For two of the tested MultiCopy CRISPR sites, the gRNA generated mutations at multiple sites in the Arabidopsis genome. Interestingly, while seven to eight sites were the potential targets of each of the two gRNAs, not all of them were edited with the same efficacy, and some sites were edited over 200 times more than others with the same sequence, demonstrating that the sequence itself is far from the only determinant of CRISPR–Cas9 efficacy in stable Arabidopsis plants. In addition, the sequence of the DNA flanking the target sites did not have a measurable impact on the CRISPR–Cas9 outcome. Instead, the accessibility of the chromatin, and the DNA and histone modifications that affect it, were most strongly correlated with the CRISPR–Cas9 outcome (Figure 1). Sites with low editing efficiency were associated with DNA hypermethylation or with occurrence of the histone variant H2A.W that promotes chromatin compaction in plants (Bourguet et al., 2021), and with methylation of H3K9, another typical heterochromatin feature.
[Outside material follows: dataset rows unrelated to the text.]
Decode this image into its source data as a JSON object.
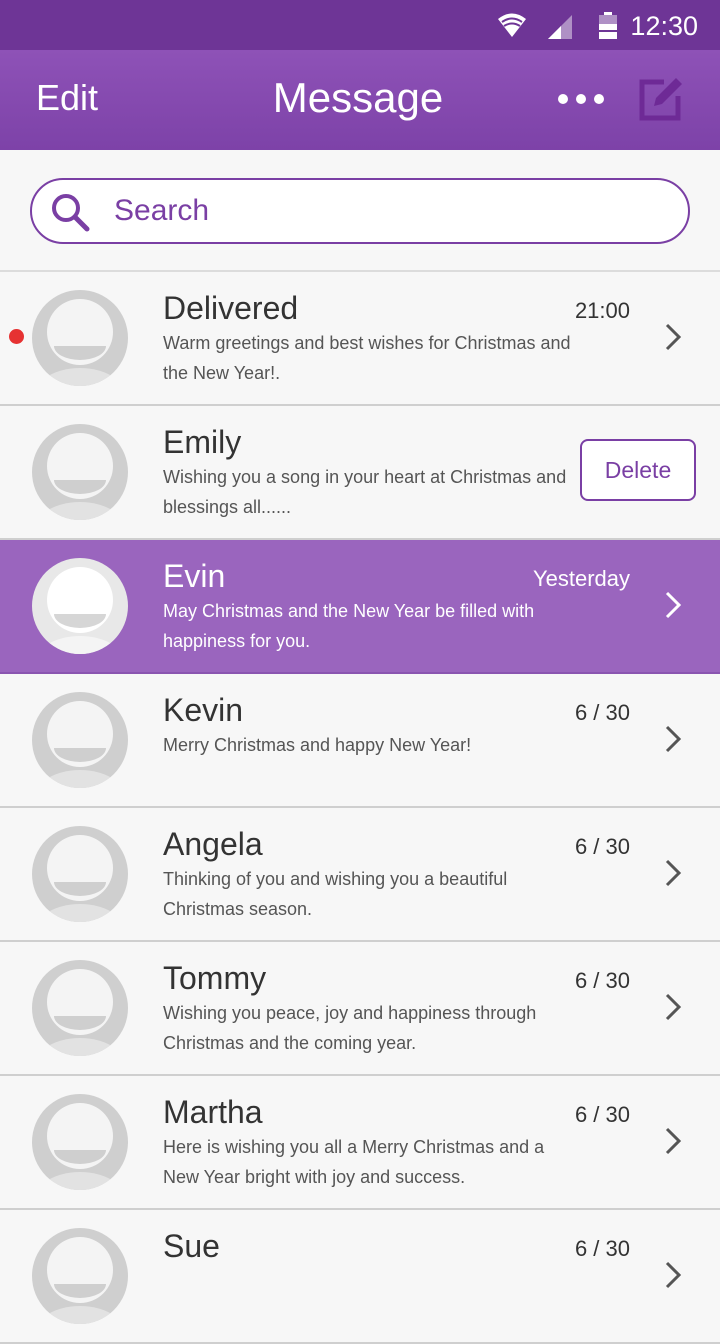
{
  "status_bar": {
    "time": "12:30",
    "icons": [
      "wifi-icon",
      "signal-icon",
      "battery-icon"
    ]
  },
  "header": {
    "edit_label": "Edit",
    "title": "Message",
    "more_icon": "more-icon",
    "compose_icon": "compose-icon"
  },
  "search": {
    "placeholder": "Search"
  },
  "colors": {
    "accent": "#7d42a8",
    "status_bar": "#6e3596",
    "selected_row": "#9a65be",
    "unread_dot": "#e63232"
  },
  "messages": [
    {
      "name": "Delivered",
      "time": "21:00",
      "preview": "Warm greetings and best wishes for Christmas and the New Year!."
    },
    {
      "name": "Emily",
      "preview": "Wishing you a song in your heart at Christmas and blessings all......",
      "action_label": "Delete"
    },
    {
      "name": "Evin",
      "time": "Yesterday",
      "preview": "May Christmas and the New Year be filled with happiness for you."
    },
    {
      "name": "Kevin",
      "time": "6 / 30",
      "preview": "Merry Christmas and happy New Year!"
    },
    {
      "name": "Angela",
      "time": "6 / 30",
      "preview": "Thinking of you and wishing you a beautiful Christmas season."
    },
    {
      "name": "Tommy",
      "time": "6 / 30",
      "preview": "Wishing you peace, joy and happiness through Christmas and the coming year."
    },
    {
      "name": "Martha",
      "time": "6 / 30",
      "preview": "Here is wishing you all a Merry Christmas and a New Year bright with joy and success."
    },
    {
      "name": "Sue",
      "time": "6 / 30",
      "preview": ""
    }
  ]
}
On the contrary, the highly edited sites were strongly correlated with open chromatin features, including HISTONE3 acetylation. However, two sites located in open chromatin were almost never edited, demonstrating that open chromatin alone is insufficient to ensure high CRISPR–Cas9 activity. More unexpectedly, besides controlling the chromatin structure and, thereby, the CRISPR–Cas9 efficacy, histone modifications also affected the outcome of DNA repair once Cas9 generated the DNA cut. By correlating the histone landscape around the gRNA sites with the occurrence of a substitution, deletion, or insertion upon repair, Weiss et al. observed that three HISTONE3-related features (H3K4me1, H3.1, and H3.3) are negatively correlated with insertional mutations at the edited site (Weiss et al., 2022).

Overall, the work of Weiss et al. (2022) emphasizes that nonsequence-related elements have a clear impact on the efficacy and outcome of CRISPR–Cas9-mediated mutagenesis in Arabidopsis. Findings in this study will help improve editing efficacy in plants. For example, lowly edited sites were associated with high DNA methylation and heterochromatin, and Weiss et al. (2022) demonstrated that reducing DNA methylation by multiple means can increase the Cas9-mediated mutagenesis frequency at lowly edited sites by at least two-fold. Whether these findings are applicable to other plants with higher economical value remains to be explored. Undoubtedly, the elegant and unbiased approach taken in this work will stimulate similar analyses in crops that are already routinely CRISPR edited to increase the editing efficacy or predict the editing outcome more precisely by considering the surrounding chromatin features.

Funding

M.D. is a postdoctoral fellow of Flanders Research Foundation (FWO-12Q7919N).

Conflict of interest statement. None declared.